Why are fast food and junk food cheaper than healthy, natural foods?
I asked this question to a food politics professor and all she could say was, “…. I don’t know.” The basis for this question came from our current food crisis.
Ironically, many citizens in what our society calls “highly-developed nations” — or what I call “centers of capitalism” — are extremely unhealthy with obesity at unimaginable levels. This type of lifestyle is from the food that we eat. Our engine is our body and we have fed it with artificially manufactured foods. Why is this the case?
This is a matter of system.
Capitalism is the home of profit. This type of mindset is not bad per se, but focusing on having more numbers (earning money) infects any virtuous mind with greed.
Excessive greed has no boundaries and no mercy towards anyone and this is blatantly seen in the food industry.
Documentaries like Food Inc. and books like The Real Cost of Cheap Food reveal capitalism’s twisted grasp on the food we eat. Obesity levels are skyrocketing and our health is declining, but herein lies a sneaky collaboration between food corporations and the healthcare industry. As Michael Carolan (2013) states, “Is the ‘cheapness’ of cheap food, at least in part, an artifact of cost shifting, from one industry (food) to another?” (p. 75). In other words, has the goal of profit created a cooperation between two seemingly separate industries at the expense of the common people? Director Robert Kenner in his documentary Food Inc. depicts the horrible treatment of animals as they become intoxicated with antibiotics since birth (Kenner, 2008). Is there a connection between the antibiotic industry and the corporatized farming industry?? I think the answer is obvious. Aside from profit, governments have been attempting to promote a healthy lifestyle for the general public. But why do they fail to restrict corporate interests that damage the hard working middle class, which is the stronghold of any nation?
I recently went backpacking to China and I was stunned.
Everything I heard about this country was wrong. Especially the food.
The food was delicious. There were no preservatives or artificial flavoring. The meat and seafood were especially fresh.
Surprisingly, I saw that much of the land is dedicated to farming (this is what I gathered from my observations while traveling via train across northern and southern China). The people eating at any restaurant ate heartily and happily.

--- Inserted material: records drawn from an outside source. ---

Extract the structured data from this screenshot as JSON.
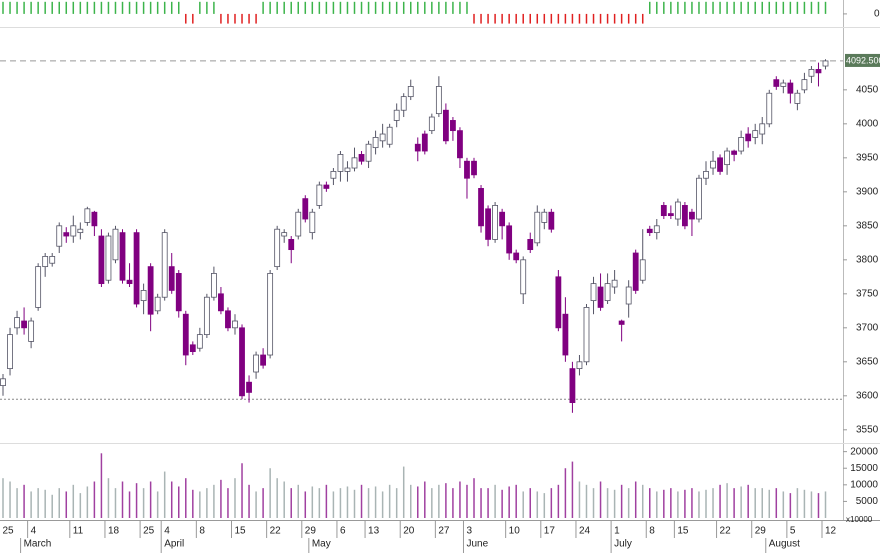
{
  "chart_data": {
    "type": "candlestick",
    "candles": [
      [
        3615,
        3632,
        3600,
        3625
      ],
      [
        3640,
        3700,
        3630,
        3690
      ],
      [
        3700,
        3725,
        3690,
        3715
      ],
      [
        3710,
        3730,
        3690,
        3700
      ],
      [
        3680,
        3715,
        3670,
        3710
      ],
      [
        3730,
        3795,
        3725,
        3790
      ],
      [
        3790,
        3810,
        3775,
        3805
      ],
      [
        3795,
        3810,
        3790,
        3805
      ],
      [
        3820,
        3855,
        3810,
        3850
      ],
      [
        3840,
        3848,
        3825,
        3835
      ],
      [
        3835,
        3865,
        3825,
        3850
      ],
      [
        3840,
        3855,
        3830,
        3845
      ],
      [
        3855,
        3878,
        3850,
        3875
      ],
      [
        3870,
        3872,
        3835,
        3850
      ],
      [
        3835,
        3845,
        3760,
        3765
      ],
      [
        3770,
        3840,
        3765,
        3835
      ],
      [
        3800,
        3850,
        3795,
        3845
      ],
      [
        3840,
        3845,
        3765,
        3770
      ],
      [
        3770,
        3795,
        3760,
        3765
      ],
      [
        3840,
        3845,
        3730,
        3735
      ],
      [
        3740,
        3765,
        3720,
        3755
      ],
      [
        3790,
        3795,
        3695,
        3720
      ],
      [
        3725,
        3750,
        3720,
        3745
      ],
      [
        3745,
        3845,
        3740,
        3840
      ],
      [
        3790,
        3810,
        3750,
        3755
      ],
      [
        3780,
        3785,
        3715,
        3725
      ],
      [
        3720,
        3725,
        3645,
        3660
      ],
      [
        3675,
        3680,
        3660,
        3665
      ],
      [
        3670,
        3700,
        3665,
        3690
      ],
      [
        3690,
        3750,
        3685,
        3745
      ],
      [
        3745,
        3790,
        3740,
        3780
      ],
      [
        3750,
        3760,
        3720,
        3725
      ],
      [
        3725,
        3730,
        3695,
        3700
      ],
      [
        3700,
        3720,
        3690,
        3710
      ],
      [
        3700,
        3705,
        3595,
        3600
      ],
      [
        3620,
        3630,
        3590,
        3605
      ],
      [
        3635,
        3665,
        3625,
        3660
      ],
      [
        3660,
        3670,
        3640,
        3645
      ],
      [
        3660,
        3785,
        3655,
        3780
      ],
      [
        3790,
        3850,
        3785,
        3845
      ],
      [
        3835,
        3845,
        3825,
        3840
      ],
      [
        3830,
        3835,
        3795,
        3815
      ],
      [
        3835,
        3875,
        3830,
        3870
      ],
      [
        3890,
        3895,
        3855,
        3860
      ],
      [
        3840,
        3875,
        3830,
        3870
      ],
      [
        3880,
        3915,
        3875,
        3910
      ],
      [
        3910,
        3915,
        3900,
        3905
      ],
      [
        3920,
        3935,
        3910,
        3930
      ],
      [
        3930,
        3960,
        3915,
        3955
      ],
      [
        3930,
        3945,
        3915,
        3935
      ],
      [
        3935,
        3965,
        3930,
        3950
      ],
      [
        3955,
        3960,
        3940,
        3945
      ],
      [
        3945,
        3975,
        3935,
        3970
      ],
      [
        3965,
        3990,
        3955,
        3980
      ],
      [
        3975,
        4000,
        3965,
        3985
      ],
      [
        3970,
        4000,
        3965,
        3995
      ],
      [
        4005,
        4030,
        3995,
        4020
      ],
      [
        4020,
        4045,
        4010,
        4040
      ],
      [
        4040,
        4065,
        4035,
        4055
      ],
      [
        3970,
        3980,
        3945,
        3960
      ],
      [
        3985,
        3990,
        3955,
        3960
      ],
      [
        3990,
        4015,
        3985,
        4010
      ],
      [
        4015,
        4070,
        4010,
        4055
      ],
      [
        4020,
        4030,
        3970,
        3975
      ],
      [
        4005,
        4010,
        3975,
        3990
      ],
      [
        3990,
        3995,
        3935,
        3950
      ],
      [
        3945,
        3950,
        3890,
        3920
      ],
      [
        3945,
        3950,
        3920,
        3925
      ],
      [
        3905,
        3910,
        3840,
        3850
      ],
      [
        3875,
        3880,
        3820,
        3830
      ],
      [
        3830,
        3885,
        3825,
        3880
      ],
      [
        3870,
        3875,
        3830,
        3850
      ],
      [
        3850,
        3855,
        3800,
        3810
      ],
      [
        3810,
        3815,
        3795,
        3800
      ],
      [
        3750,
        3805,
        3735,
        3800
      ],
      [
        3830,
        3840,
        3810,
        3815
      ],
      [
        3825,
        3880,
        3820,
        3870
      ],
      [
        3855,
        3875,
        3845,
        3870
      ],
      [
        3870,
        3875,
        3840,
        3845
      ],
      [
        3775,
        3785,
        3695,
        3700
      ],
      [
        3720,
        3745,
        3650,
        3660
      ],
      [
        3640,
        3650,
        3575,
        3590
      ],
      [
        3640,
        3660,
        3630,
        3650
      ],
      [
        3650,
        3735,
        3645,
        3730
      ],
      [
        3740,
        3775,
        3720,
        3765
      ],
      [
        3760,
        3780,
        3725,
        3730
      ],
      [
        3740,
        3780,
        3735,
        3765
      ],
      [
        3760,
        3785,
        3750,
        3770
      ],
      [
        3710,
        3712,
        3680,
        3705
      ],
      [
        3735,
        3770,
        3715,
        3760
      ],
      [
        3810,
        3815,
        3750,
        3755
      ],
      [
        3770,
        3845,
        3765,
        3800
      ],
      [
        3845,
        3850,
        3835,
        3840
      ],
      [
        3840,
        3860,
        3830,
        3850
      ],
      [
        3880,
        3885,
        3860,
        3865
      ],
      [
        3868,
        3880,
        3860,
        3865
      ],
      [
        3860,
        3890,
        3850,
        3885
      ],
      [
        3880,
        3885,
        3845,
        3850
      ],
      [
        3870,
        3875,
        3835,
        3860
      ],
      [
        3860,
        3925,
        3855,
        3920
      ],
      [
        3920,
        3945,
        3910,
        3930
      ],
      [
        3935,
        3960,
        3925,
        3945
      ],
      [
        3950,
        3955,
        3925,
        3930
      ],
      [
        3940,
        3965,
        3925,
        3960
      ],
      [
        3960,
        3962,
        3945,
        3955
      ],
      [
        3960,
        3990,
        3955,
        3980
      ],
      [
        3985,
        3995,
        3965,
        3975
      ],
      [
        3980,
        4000,
        3970,
        3990
      ],
      [
        3985,
        4010,
        3970,
        4000
      ],
      [
        4000,
        4050,
        3995,
        4045
      ],
      [
        4065,
        4070,
        4050,
        4055
      ],
      [
        4055,
        4065,
        4045,
        4060
      ],
      [
        4060,
        4065,
        4030,
        4045
      ],
      [
        4030,
        4050,
        4020,
        4045
      ],
      [
        4050,
        4075,
        4045,
        4065
      ],
      [
        4070,
        4085,
        4060,
        4080
      ],
      [
        4080,
        4090,
        4055,
        4075
      ],
      [
        4085,
        4095,
        4080,
        4092.5
      ]
    ],
    "ylim": [
      3535,
      4138
    ],
    "yticks": [
      3550,
      3600,
      3650,
      3700,
      3750,
      3800,
      3850,
      3900,
      3950,
      4000,
      4050
    ],
    "colors": {
      "up": "#ffffff",
      "down": "#800080",
      "up_volume": "#a9b4b4",
      "down_volume": "#a040a0"
    },
    "last_price": {
      "value": 4092.5,
      "label": "4092.500"
    },
    "support_level": 3595,
    "volume": {
      "values": [
        12000,
        11000,
        9000,
        10000,
        8000,
        9000,
        8500,
        7000,
        9000,
        8000,
        10000,
        7500,
        9500,
        11000,
        19500,
        12000,
        9000,
        11000,
        8000,
        10500,
        9000,
        11000,
        8000,
        14000,
        11000,
        9500,
        12000,
        8500,
        8000,
        9000,
        10000,
        11500,
        9000,
        12000,
        16500,
        10000,
        8000,
        9000,
        15000,
        12000,
        11000,
        9000,
        10000,
        8000,
        9500,
        9000,
        10000,
        8000,
        9000,
        9500,
        8500,
        10000,
        9000,
        9500,
        8000,
        10000,
        9000,
        15500,
        10000,
        9500,
        11000,
        9000,
        10000,
        10500,
        9000,
        11000,
        10000,
        12000,
        9000,
        9000,
        10000,
        8500,
        9500,
        10000,
        8000,
        9000,
        8000,
        7500,
        9000,
        10000,
        15000,
        17000,
        11000,
        10000,
        9000,
        11000,
        9000,
        8500,
        10000,
        9000,
        11000,
        10000,
        9000,
        8000,
        8500,
        9000,
        8000,
        8500,
        9000,
        8000,
        8500,
        9000,
        10000,
        10500,
        9000,
        9500,
        10000,
        9000,
        9000,
        8500,
        9000,
        8000,
        7500,
        9000,
        8500,
        8000,
        7500,
        8000
      ],
      "ylim": [
        0,
        22000
      ],
      "yticks": [
        5000,
        10000,
        15000,
        20000
      ],
      "unit_label": "x10000"
    },
    "indicator": {
      "values": [
        1,
        1,
        1,
        1,
        1,
        1,
        1,
        1,
        1,
        1,
        1,
        1,
        1,
        1,
        1,
        1,
        1,
        1,
        1,
        1,
        1,
        1,
        1,
        1,
        1,
        1,
        -0.8,
        -0.8,
        1,
        1,
        1,
        -0.8,
        -0.8,
        -0.8,
        -0.8,
        -0.8,
        -0.8,
        1,
        1,
        1,
        1,
        1,
        1,
        1,
        1,
        1,
        1,
        1,
        1,
        1,
        1,
        1,
        1,
        1,
        1,
        1,
        1,
        1,
        1,
        1,
        1,
        1,
        1,
        1,
        1,
        1,
        1,
        -0.8,
        -0.8,
        -0.8,
        -0.8,
        -0.8,
        -0.8,
        -0.8,
        -0.8,
        -0.8,
        -0.8,
        -0.8,
        -0.8,
        -0.8,
        -0.8,
        -0.8,
        -0.8,
        -0.8,
        -0.8,
        -0.8,
        -0.8,
        -0.8,
        -0.8,
        -0.8,
        -0.8,
        -0.8,
        1,
        1,
        1,
        1,
        1,
        1,
        1,
        1,
        1,
        1,
        1,
        1,
        1,
        1,
        1,
        1,
        1,
        1,
        1,
        1,
        1,
        1,
        1,
        1,
        1,
        1,
        1
      ],
      "ylim": [
        -1,
        1.15
      ],
      "yticks": [
        0
      ],
      "up_color": "#3cb44b",
      "down_color": "#e02020"
    },
    "xticks": [
      {
        "value": 0,
        "label": "25"
      },
      {
        "value": 4,
        "label": "4"
      },
      {
        "value": 10,
        "label": "11"
      },
      {
        "value": 15,
        "label": "18"
      },
      {
        "value": 20,
        "label": "25"
      },
      {
        "value": 23,
        "label": "4"
      },
      {
        "value": 28,
        "label": "8"
      },
      {
        "value": 33,
        "label": "15"
      },
      {
        "value": 38,
        "label": "22"
      },
      {
        "value": 43,
        "label": "29"
      },
      {
        "value": 48,
        "label": "6"
      },
      {
        "value": 52,
        "label": "13"
      },
      {
        "value": 57,
        "label": "20"
      },
      {
        "value": 62,
        "label": "27"
      },
      {
        "value": 66,
        "label": "3"
      },
      {
        "value": 72,
        "label": "10"
      },
      {
        "value": 77,
        "label": "17"
      },
      {
        "value": 82,
        "label": "24"
      },
      {
        "value": 87,
        "label": "1"
      },
      {
        "value": 92,
        "label": "8"
      },
      {
        "value": 96,
        "label": "15"
      },
      {
        "value": 102,
        "label": "22"
      },
      {
        "value": 107,
        "label": "29"
      },
      {
        "value": 112,
        "label": "5"
      },
      {
        "value": 117,
        "label": "12"
      }
    ],
    "months": [
      {
        "value": 3,
        "label": "March"
      },
      {
        "value": 23,
        "label": "April"
      },
      {
        "value": 44,
        "label": "May"
      },
      {
        "value": 66,
        "label": "June"
      },
      {
        "value": 87,
        "label": "July"
      },
      {
        "value": 109,
        "label": "August"
      }
    ]
  }
}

I could not taste the marks of the antibiotic farming industry! In the countryside, the simple lifestyle carries delicious taste unknown to Western societies.
The way the food is prepared, the water sources, and even the way the animals are raises are done harmoniously and naturally.
Even in the city, I could freely go to any restaurant without looking at an app to check for reviews. I can confidently say food is not a problem here.
Fresh vegetables, meat, and a spicy broth cooked to perfection!
A simple meal of Chinese-styled omelet and broccoli (along with a bowl of rice)
We need a system that is for the people. The ideal system that brings health, happiness, and truth to the people. We are at a breaking point because what is going on right now cannot sustain itself any longer. The big question here is:
Is this ideal system already in progress and are we just blinded by our prejudices?
I look forward to hearing the sound of your thoughts.
Carolan, M. (2013). The Real Cost of Cheap Food. Florence: Taylor and Francis.
Kenner, R., Kenner, R., Kenner, R., Pearce, R., Schlosser, E., Schlosser, E., . . . Adler, M. (Writers), & Pearce, R. (Director). (n.d.). Food, Inc. [Video file]. Retrieved July 16, 2017.